Talking during a break on a whirlwind trip to Canada, Imperial College president Alice Gast pulls out a copy of Thursday morning's Financial Times. A column by British Home Secretary Amber Rudd has given new hope to the leader of the London-based science, engineering and medicine-focused university, ranked among the world's top 10 postsecondary institutions.
Since last year's vote for Brexit, the university sector in Britain has weathered its share of bad news. While many Canadian universities have seen the number of applications from international students rise by 25 per cent or more and are on a drive to recruit international faculty, those in Britain are facing anemic growth in overseas students. Government policies aimed at showing Theresa May's government can reduce the number of immigrants are affecting student visas, and have added to British universities' anxiety that Brexit will lead to the flight of top academics and the loss of hundreds of millions in European research funds.
So the announcement by Ms. Rudd that the Conservative government will listen to concerns about Brexit from universities, industry and unions is a first positive shift.
"It is so important that we keep our doors open and that our international students and scholars feel welcome," said Dr. Gast, an American with a PhD in chemical engineering from Princeton University. "I'm not as focused on the numbers, as getting the message right that there is a value in our international community."
This was not the fight Dr. Gast expected to wage when she took over the top post at Imperial in 2014 after leading Lehigh University in Pennsylvania and many years at MIT. But now, with political forces in Europe and the United States determined to build walls, universities must showcase and explain the economic and social benefits of continuing to lower rather than raise barriers to international co-operation. That means that while universities will continue to compete for international talent, they also need to help those who feel globalization has made their life worse, she said.
It is not an easy role for an elite university which admits one in roughly every seven applicants. But Dr. Gast talked about how Imperial is taking it on and why the university hopes it will collaborate rather than compete with Canada for the world's best and brightest.
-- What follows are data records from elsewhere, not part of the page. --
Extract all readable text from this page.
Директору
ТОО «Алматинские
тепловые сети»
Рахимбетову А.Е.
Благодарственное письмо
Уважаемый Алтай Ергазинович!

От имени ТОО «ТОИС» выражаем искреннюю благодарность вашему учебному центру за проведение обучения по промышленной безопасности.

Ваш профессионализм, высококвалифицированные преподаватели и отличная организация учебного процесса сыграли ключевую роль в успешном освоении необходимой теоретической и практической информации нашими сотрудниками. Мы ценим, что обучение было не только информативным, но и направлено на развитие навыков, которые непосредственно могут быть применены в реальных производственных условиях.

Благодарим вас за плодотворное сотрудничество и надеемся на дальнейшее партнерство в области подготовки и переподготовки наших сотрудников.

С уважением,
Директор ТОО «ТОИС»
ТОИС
Canada has been very successful this year in recruiting international students and we have put new funds, more than $100-million, toward a hunt for global faculty as well. How can you keep up?
I look at Canada as a collaborator as well as competition for talent. I am more pleased that Canada does well because we look for graduate spots to place our talented students – the open flow of talent is a positive thing.
One of the things of putting people from different backgrounds together is that you approach things in different ways, whether it's different industries, different schooling system or different training.
Can you convince the Daily Mail, which has run quite negative stories about 'visa overstayers' among international students, or the British government, that innovation comes out of diversity?
As you look across the U.K., international students are not viewed as a problem. We could make a better case for how new ideas from students and graduates from around the world can become a larger venture. You have Google Ventures [GV] and GE Ventures and these larger corporations placing their bets on new entrepreneurs. We need to think about how to place our bets on those people.
How do you speak to the people who are left out? The people who don't have their ideas funded or scooped up by venture capital?
It's a challenge, because higher-education institutions are starting to be viewed as part of the problem, not the solution. One of the things I am most excited about is our new White City campus. We have created makerspaces and hack spaces so that students from the schools nearby, in an underprivileged neighbourhood, can work on their own projects or work with projects with our students.
It does feel like a small effort in a large problem, but that sense of accomplishment is something we need to replicate if we are successful. We can be a convenor for groups in the community doing great things. We don't come in and say 'We can do this.' We say 'How can we help you?'
Will those kind of efforts help you speak to the value of universities in general?
It's incumbent on us now to spread the word on the contribution our research and our international community makes not just on London, but on other parts of the U.K. It would resonate if people knew: That bridge comes from a design from Imperial College London. This new therapy that my friend had came from a discovery that was made with European research funds.
Only a few years ago, Britain was open to the world. How do you feel about fighting just to defend those gains now?
I'm a huge proponent of international education. It's important that we provide to communities that feel left out of globalization – as well as a technological revolution – the means to change their outcome for themselves, to have hope. Our institutions – governments, universities – are failing to provide that path forward. The opportunity is with kids and with finding ways to help them use their capabilities.
This interview has been edited and condensed.